Au bout d’un moment, elle se redressa et dit, d’une voix emplie d’incrédulité : « J’y suis arrivée ! »
Je respirais par la bouche, essayant de ne pas haleter. « Je te l’avais dit, non ? Maintenant, nous n’avons plus qu’à essayer de redescendre. »
Zena rétorqua, avec une détermination qui me surprit : « Je suis parfaitement capable de redescendre. »
— « Puisqu’on est ici, » proposai-je, « autant jeter un coup d’œil. »
Après nous être reposées encore un moment, nous suivîmes la conduite jusqu’à la première grille – ou, plus exactement, jusqu’à la première ouverture, car rien ne la fermait. De plus, aucune lumière ne venait du dehors. M’aidant de ma lampe, je réussis à me faufiler de l’autre côté, puis je tendis la main à Zena. Et nous nous retrouvâmes dans un passage du Sixième Niveau – le niveau qui, théoriquement du moins, n’existait pas.

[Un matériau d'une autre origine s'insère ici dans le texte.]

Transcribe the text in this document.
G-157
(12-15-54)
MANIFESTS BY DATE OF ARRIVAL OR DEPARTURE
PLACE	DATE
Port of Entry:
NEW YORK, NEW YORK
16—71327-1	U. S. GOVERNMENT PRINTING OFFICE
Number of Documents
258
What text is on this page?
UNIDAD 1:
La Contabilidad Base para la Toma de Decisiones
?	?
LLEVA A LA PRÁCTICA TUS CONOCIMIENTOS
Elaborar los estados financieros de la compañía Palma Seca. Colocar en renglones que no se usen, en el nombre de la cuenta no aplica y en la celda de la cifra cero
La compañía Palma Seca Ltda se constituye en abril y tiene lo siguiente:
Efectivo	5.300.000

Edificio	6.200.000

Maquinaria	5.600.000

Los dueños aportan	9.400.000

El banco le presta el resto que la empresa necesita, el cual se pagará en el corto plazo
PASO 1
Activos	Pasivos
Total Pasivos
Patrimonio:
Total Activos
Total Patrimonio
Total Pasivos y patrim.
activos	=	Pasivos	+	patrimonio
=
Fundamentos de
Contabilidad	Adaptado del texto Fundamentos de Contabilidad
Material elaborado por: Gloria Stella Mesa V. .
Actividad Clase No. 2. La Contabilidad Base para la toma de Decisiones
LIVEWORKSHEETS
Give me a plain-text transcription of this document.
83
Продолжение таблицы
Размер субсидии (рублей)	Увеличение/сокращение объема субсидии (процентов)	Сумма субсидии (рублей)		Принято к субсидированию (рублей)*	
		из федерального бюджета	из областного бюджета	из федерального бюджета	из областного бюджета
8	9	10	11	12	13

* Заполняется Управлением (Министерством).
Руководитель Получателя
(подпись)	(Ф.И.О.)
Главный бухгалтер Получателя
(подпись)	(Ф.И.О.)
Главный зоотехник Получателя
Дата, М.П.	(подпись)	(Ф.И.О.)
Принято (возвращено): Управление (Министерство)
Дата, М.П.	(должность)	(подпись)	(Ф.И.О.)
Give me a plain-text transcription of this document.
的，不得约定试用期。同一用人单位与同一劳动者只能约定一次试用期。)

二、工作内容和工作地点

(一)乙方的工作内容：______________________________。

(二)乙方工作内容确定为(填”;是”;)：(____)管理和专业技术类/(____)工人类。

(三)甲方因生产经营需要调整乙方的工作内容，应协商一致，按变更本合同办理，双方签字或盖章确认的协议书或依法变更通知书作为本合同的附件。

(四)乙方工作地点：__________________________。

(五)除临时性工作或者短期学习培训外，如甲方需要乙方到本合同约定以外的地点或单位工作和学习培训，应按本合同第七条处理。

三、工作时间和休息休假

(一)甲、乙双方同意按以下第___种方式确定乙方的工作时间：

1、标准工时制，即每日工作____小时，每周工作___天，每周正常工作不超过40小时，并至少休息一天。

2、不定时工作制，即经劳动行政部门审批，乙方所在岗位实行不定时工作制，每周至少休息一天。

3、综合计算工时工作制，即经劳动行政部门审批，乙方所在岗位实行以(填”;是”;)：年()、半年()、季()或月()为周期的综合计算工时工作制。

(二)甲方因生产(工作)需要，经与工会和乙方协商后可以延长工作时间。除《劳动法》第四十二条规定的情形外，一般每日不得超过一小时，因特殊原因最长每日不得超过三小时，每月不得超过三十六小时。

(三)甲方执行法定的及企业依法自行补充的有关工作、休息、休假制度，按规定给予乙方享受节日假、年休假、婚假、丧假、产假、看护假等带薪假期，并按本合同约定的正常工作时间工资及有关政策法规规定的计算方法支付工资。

Je promenai le faisceau de la lampe autour de moi. Tout était sombre, silencieux et désert. Le couloir était nu ; en dehors des parois et du sol, il n’y avait rien. Tout ce qui était amovible avait été enlevé ; il ne restait que les parois et les ouvertures. La lampe éclaira l’entrée béante d’un appartement.
« Allons voir ça, » dis-je.
Il n’y avait pas de porte, bien entendu, mais rien n’avait été brisé ou arraché, simplement ôté, avec soin.
La pièce où nous entrâmes était aussi vide et nue que le reste. Elle était longue, plus longue que ce que j’avais jamais vu, comme un dortoir dont on aurait supprimé toutes les cloisons intérieures. Dans les parois, des trous, des rangées de trous. À part cela, rien.
« Qu’est-ce que c’est ? » me demanda Zena.
— « Je me le demande. »
Nous revînmes dans le passage. Il était long et droit, sans aucun de ces tournants brusques, impasses ou escaliers qui sont caractéristiques de tous les autres passages. Vide, et droit comme un fil à plomb. C’était étrange, vraiment.
Près de la porte, je vis les chiffres 44-2 peints sur le mur. De la porte partait une ligne rouge qui allait jusqu’au centre du passage, où elle rejoignait des lignes vertes, jaunes, bleues, oranges ou violettes qui suivaient le centre du passage.
« Allons voir où mènent ces lignes, » proposai-je.
Il était tard lorsque nous retournâmes à Géo. L’heure du dîner était passée depuis longtemps. Nous sortîmes des conduites tout près de l’appartement de Zena, là où nous y étions entrées. Mon estomac commençait à protester et j’avais un appétit féroce.
Avant d’entrer chez elle, Zena hésita une minute, puis me dit :
« Tu es bien plus chic que je ne l’avais cru au début. »
Craignant de s’être laissée aller à en dire plus qu’elle ne le voulait, elle ajouta : « Bonne nuit, » et se hâta d’ouvrir sa porte.
Lorsque j’arrivai, papa se préparait à sortir. Il se réunissait régulièrement avec des amis, pour bavarder et construire des modèles réduits : des modèles de machine, d’animaux (avec le squelette et tout ça), de tout ce qu’on peut imaginer. Depuis que je vis avec papa, je ne me souviens pas d’un dimanche où il n’y soit allé. C’est son dada. Il possède d’ailleurs toute une collection de modèles, mais il ne les a pas encore déballés depuis notre arrivée à Géo.